Ich hatte den Band mit spitzen Fingern aufgenommen und ließ ihn ebenso fallen; dann trat ich in das Kämmerchen Luises, und es war mir, als ob alles, was mir hier wie in dem Wohnzimmer nicht gefiel, ebenfalls die Etikette trug: Pinnemann. Ich fand mehr als einen Gegenstand, um welchen ein gewisses schäbig-generöses Lumpen-Parfüm schwebte, und allmählich überfiel mich das ängstliche Bangen: waren wir doch bereits zu spät gekommen? Der Atem verging mir, und schnell mußte ich von dem Rohrsessel neben dem weißen, reinlichen Bettchen aufspringen, um das Fenster aufzureißen und frische Luft in die Kammer und meine Seele zu lassen. In demselben Augenblick hörte ich, wie August in der Stube jemand laut und auch freundlich begrüßte, und als ich mich umwendete, stand Luise Winkler in der Tat zwischen der Stube und der Kammer – rot und verlegen, sehr hübsch und zierlich und so leichtsinnig lustig, daß es ein Vergnügen und Ärger war. Da stand sie, halb erschrocken-trotzig und halb zum Lachen geneigt, und das seidene Hütchen hing ihr so keck im Nacken – ich konnte wirklich in Zweifel sein, ob ich nicht durch das Umdrehen des alten, widerspenstigen Fenstergriffes das denkbar hübscheste und leichtfertigste Nymphchen und Hexchen auf diese Türschwelle gezaubert habe.
Da stand sie, und ich stand auch da; wir sahen einander an, und es war für beide Teile gleich schwierig, auf der Stelle das erste und zugleich das rechte Wort zu finden.
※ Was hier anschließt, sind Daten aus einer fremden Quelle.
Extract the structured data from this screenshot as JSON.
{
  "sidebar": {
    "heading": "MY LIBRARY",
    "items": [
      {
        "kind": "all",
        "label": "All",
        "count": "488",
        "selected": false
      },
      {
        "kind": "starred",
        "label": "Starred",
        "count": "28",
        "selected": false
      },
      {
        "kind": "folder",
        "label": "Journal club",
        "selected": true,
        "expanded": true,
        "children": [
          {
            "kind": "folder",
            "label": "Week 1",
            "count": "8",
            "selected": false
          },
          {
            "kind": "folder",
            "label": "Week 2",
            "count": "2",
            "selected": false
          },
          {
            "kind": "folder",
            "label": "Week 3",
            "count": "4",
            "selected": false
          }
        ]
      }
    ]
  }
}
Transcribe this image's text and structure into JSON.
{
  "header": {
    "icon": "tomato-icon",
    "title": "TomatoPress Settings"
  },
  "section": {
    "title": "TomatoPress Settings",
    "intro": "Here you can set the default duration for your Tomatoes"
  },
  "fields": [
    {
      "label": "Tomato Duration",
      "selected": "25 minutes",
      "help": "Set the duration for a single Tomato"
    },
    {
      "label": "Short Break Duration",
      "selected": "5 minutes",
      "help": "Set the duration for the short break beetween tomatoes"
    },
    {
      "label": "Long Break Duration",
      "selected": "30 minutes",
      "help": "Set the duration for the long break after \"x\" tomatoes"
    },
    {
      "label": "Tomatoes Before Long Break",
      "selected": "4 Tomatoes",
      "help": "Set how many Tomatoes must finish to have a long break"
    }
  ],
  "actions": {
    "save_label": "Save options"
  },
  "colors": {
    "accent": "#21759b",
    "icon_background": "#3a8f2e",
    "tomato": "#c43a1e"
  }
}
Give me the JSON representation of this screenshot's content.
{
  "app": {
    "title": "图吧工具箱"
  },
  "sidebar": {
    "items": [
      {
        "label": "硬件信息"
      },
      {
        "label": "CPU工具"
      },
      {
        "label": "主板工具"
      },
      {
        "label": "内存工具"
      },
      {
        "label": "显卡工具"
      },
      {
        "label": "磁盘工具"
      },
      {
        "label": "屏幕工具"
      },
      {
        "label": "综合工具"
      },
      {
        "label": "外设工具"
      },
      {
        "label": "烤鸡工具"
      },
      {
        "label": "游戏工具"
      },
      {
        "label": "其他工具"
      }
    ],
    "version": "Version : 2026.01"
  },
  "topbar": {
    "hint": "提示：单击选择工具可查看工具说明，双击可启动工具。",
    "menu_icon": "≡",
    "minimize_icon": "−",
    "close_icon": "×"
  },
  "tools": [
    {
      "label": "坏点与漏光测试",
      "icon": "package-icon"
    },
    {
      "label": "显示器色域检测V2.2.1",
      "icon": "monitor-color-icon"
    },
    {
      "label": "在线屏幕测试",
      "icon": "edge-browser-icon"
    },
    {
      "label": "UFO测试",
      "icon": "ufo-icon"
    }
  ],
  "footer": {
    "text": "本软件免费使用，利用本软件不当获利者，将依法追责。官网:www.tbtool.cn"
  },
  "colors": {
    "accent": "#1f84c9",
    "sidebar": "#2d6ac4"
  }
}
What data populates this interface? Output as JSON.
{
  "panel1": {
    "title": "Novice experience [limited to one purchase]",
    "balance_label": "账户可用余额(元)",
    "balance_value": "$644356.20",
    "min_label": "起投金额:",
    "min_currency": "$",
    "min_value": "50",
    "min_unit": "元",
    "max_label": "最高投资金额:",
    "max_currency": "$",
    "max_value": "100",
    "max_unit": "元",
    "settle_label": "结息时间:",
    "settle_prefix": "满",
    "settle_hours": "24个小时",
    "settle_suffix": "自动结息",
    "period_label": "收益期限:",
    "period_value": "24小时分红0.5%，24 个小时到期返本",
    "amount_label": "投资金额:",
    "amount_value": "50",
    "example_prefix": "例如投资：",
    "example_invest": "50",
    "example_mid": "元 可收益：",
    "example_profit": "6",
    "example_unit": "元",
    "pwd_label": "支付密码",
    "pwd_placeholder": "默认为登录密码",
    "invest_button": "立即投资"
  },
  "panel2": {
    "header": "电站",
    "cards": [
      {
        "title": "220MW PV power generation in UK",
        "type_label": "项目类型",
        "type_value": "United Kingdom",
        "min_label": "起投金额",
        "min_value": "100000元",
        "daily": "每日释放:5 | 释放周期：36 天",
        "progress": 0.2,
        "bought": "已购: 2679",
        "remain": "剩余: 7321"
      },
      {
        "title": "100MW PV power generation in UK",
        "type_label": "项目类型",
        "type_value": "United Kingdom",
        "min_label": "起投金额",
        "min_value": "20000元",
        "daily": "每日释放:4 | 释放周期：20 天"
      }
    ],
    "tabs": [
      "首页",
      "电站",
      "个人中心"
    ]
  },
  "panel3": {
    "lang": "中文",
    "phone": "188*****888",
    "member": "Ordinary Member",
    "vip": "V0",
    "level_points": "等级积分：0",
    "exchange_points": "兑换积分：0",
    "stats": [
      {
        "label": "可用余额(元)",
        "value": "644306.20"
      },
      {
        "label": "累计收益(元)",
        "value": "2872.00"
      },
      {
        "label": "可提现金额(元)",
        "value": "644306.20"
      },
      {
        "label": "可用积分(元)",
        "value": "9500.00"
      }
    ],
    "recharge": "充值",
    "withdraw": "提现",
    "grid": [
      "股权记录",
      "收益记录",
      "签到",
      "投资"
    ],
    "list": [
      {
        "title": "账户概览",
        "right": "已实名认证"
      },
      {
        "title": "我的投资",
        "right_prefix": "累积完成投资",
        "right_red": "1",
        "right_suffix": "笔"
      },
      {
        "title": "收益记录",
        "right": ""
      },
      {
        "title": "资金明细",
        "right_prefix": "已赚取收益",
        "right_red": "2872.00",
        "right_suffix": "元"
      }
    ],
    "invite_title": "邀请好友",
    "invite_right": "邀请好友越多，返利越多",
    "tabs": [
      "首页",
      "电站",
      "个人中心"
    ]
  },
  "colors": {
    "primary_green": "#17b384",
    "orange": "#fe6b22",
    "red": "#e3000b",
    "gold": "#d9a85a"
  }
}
Ich empfand gar keine Lust, dem armen niedlichen Ding einen so warmen Willkommen zu bieten wie dem Bruder. Nur die Hand gab ich dem bunten Stadtschmetterling, nachdem August ihn mir der Form nach vorgestellt hatte; aber unsere persönliche Bekanntschaft war dadurch gemacht, und das war fürs erste genug, und – zu spät waren wir auch noch nicht gekommen, obgleich von Pinnemann bei diesem Besuche noch nicht die Rede war.
Wir nahmen nun die Geschwister mit uns in unsere Wohnung, und ich führte den blinden Freund. In einer Gasse in der Nähe des Stadtgerichtes zeigte mir August das Haus des Notars und Paten Hahnenberg; ein Kabriolett hielt eben vor der Tür, und aus demselben sprang mit ziemlicher Leichtfüßigkeit ein fetter, glänzender, gutkonservierter ältlicher Elegant, welcher uns durch eine Lorgnette einen Augenblick unverschämt genug anstarrte und uns sodann ungemein freundlich und höflich grüßte. Er schien auch Lust zu haben, über die Gasse zu uns hinüberzuhüpfen, aber ein sehr verständlicher Gestus meines Gatten gab dem Dicken eine andere Direktion. Er verschwand in dem Hause des Prokurators, nachdem er der blutroten Luise zärtlich eine Kußhand zugeworfen hatte; – und ich konnte nur eine Faust in der Tasche machen.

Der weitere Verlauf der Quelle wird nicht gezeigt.